To at least partly protect the identity of the data publisher I won’t name them here. (No, it wasn’t the Natural History Museum (UK), my usual go-to source for Horrible Data Examples.)
It took some time to contact what I might call a publisher’s representative. The dataset had gone through multiple hands, something like this:
(1) Original compiler > (2) project personnel > (3) IPT personnel
What was missing in this pipeline was an assignment of responsibility.
(1) might be assumed to be responsible for dataset quality but didn’t check what they produced.
(2) might be assumed to be responsible for project data quality but didn’t check what (1) passed on.
(3) might be assumed to be responsible for what goes on the IPT but didn’t check what (2) passed on.

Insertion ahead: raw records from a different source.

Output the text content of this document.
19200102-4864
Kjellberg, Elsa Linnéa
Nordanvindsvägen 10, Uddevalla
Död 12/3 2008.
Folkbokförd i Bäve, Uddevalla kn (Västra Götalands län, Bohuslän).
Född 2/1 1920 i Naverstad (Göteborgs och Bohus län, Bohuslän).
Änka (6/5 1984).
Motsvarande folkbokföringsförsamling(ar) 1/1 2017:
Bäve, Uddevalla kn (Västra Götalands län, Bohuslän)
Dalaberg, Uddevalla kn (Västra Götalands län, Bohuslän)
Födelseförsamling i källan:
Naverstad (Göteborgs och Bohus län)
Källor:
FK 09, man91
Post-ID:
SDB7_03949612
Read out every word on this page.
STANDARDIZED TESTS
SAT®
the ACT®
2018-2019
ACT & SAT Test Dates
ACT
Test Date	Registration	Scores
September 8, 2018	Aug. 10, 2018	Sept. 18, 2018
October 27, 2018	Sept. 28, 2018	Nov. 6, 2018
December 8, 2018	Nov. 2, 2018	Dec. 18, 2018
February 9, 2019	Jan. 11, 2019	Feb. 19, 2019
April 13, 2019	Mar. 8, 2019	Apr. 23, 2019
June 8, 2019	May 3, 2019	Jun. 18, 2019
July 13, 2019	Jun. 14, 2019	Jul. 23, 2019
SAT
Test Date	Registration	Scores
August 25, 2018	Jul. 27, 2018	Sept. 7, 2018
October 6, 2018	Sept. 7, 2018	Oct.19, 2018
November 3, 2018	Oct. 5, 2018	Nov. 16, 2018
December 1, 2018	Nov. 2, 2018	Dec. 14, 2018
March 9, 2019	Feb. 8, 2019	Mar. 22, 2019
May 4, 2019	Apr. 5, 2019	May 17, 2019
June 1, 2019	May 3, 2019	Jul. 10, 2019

After harvesting the dataset from the IPT, GBIF processed the dataset and flagged the error that made those thousands of records unusable. However, GBIF has long made it clear that it isn’t responsible for data content:
GBIF Secretariat provides a publication framework for biodiversity data, but is neither the owner nor custodian of such data, and therefore is not responsible for the actual content served by Data Publishers.
I don’t know whether (3), (2) or (1) noticed the GBIF flags in the dataset. Even if they did, they aren’t obliged to fix any errors flagged by GBIF, and GBIF won’t stop harvesting datasets from the same publishers in future if the existing errors aren’t fixed. The flags are there for data users.

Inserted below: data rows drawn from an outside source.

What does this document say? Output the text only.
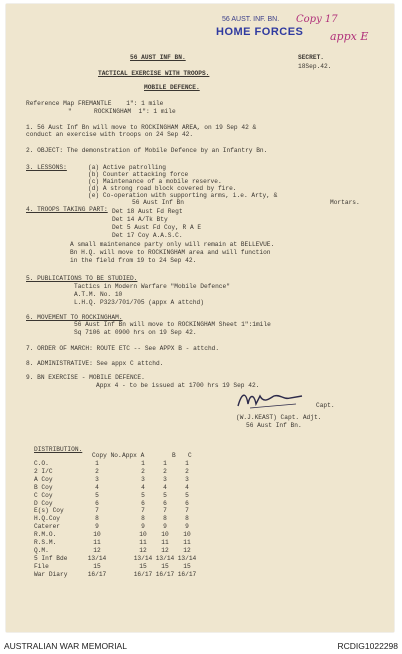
56 AUST. INF. BN.
HOME FORCES
Copy 17
appx E
56 AUST INF BN.	SECRET.
18Sep.42.
TACTICAL EXERCISE WITH TROOPS.
MOBILE DEFENCE.
Reference Map FREMANTLE    1": 1 mile
"      ROCKINGHAM  1": 1 mile
1. 56 Aust Inf Bn will move to ROCKINGHAM AREA, on 19 Sep 42 &
conduct an exercise with troops on 24 Sep 42.
2. OBJECT: The demonstration of Mobile Defence by an Infantry Bn.
3. LESSONS:	(a) Active patrolling
(b) Counter attacking force
(c) Maintenance of a mobile reserve.
(d) A strong road block covered by fire.
(e) Co-operation with supporting arms, i.e. Arty, &
Mortars.
4. TROOPS TAKING PART:
56 Aust Inf Bn
Det 18 Aust Fd Regt
Det 14 A/Tk Bty
Det 5 Aust Fd Coy, R A E
Det 17 Coy A.A.S.C.
A small maintenance party only will remain at BELLEVUE.
Bn H.Q. will move to ROCKINGHAM area and will function
in the field from 19 to 24 Sep 42.
5. PUBLICATIONS TO BE STUDIED.
Tactics in Modern Warfare "Mobile Defence"
A.T.M. No. 10
L.H.Q. P323/701/705 (appx A attchd)
6. MOVEMENT TO ROCKINGHAM.
56 Aust Inf Bn will move to ROCKINGHAM Sheet 1":1mile
Sq 7106 at 0900 hrs on 19 Sep 42.
7. ORDER OF MARCH: ROUTE ETC -- See APPX B - attchd.
8. ADMINISTRATIVE: See appx C attchd.
9. BN EXERCISE - MOBILE DEFENCE.
Appx 4 - to be issued at 1700 hrs 19 Sep 42.
Capt.
(W.J.KEAST) Capt. Adjt.
56 Aust Inf Bn.
DISTRIBUTION.
Copy No. Appx A	B C
C.O.	1	1	1	1
2 I/C	2	2	2	2
A Coy	3	3	3	3
B Coy	4	4	4	4
C Coy	5	5	5	5
D Coy	6	6	6	6
E(s) Coy	7	7	7	7
H.Q.Coy	8	8	8	8
Caterer	9	9	9	9
R.M.O.	10	10	10	10
R.S.M.	11	11	11	11
Q.M.	12	12	12	12
5 Inf Bde	13/14	13/14 13/14 13/14
File	15	15	15	15
War Diary	16/17	16/17 16/17 16/17
AUSTRALIAN WAR MEMORIAL	RCDIG1022298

Those “might be assumed” statements above are meaningless, because in the contemporary world of biodiversity data there is no formal responsibility for data content. Compilers, data managers and IPT personnel don’t suffer penalties for sharing unusable data, and don’t get rewarded for fixing data problems.
This isn’t a technical problem, it’s a social or management one. What solutions are available?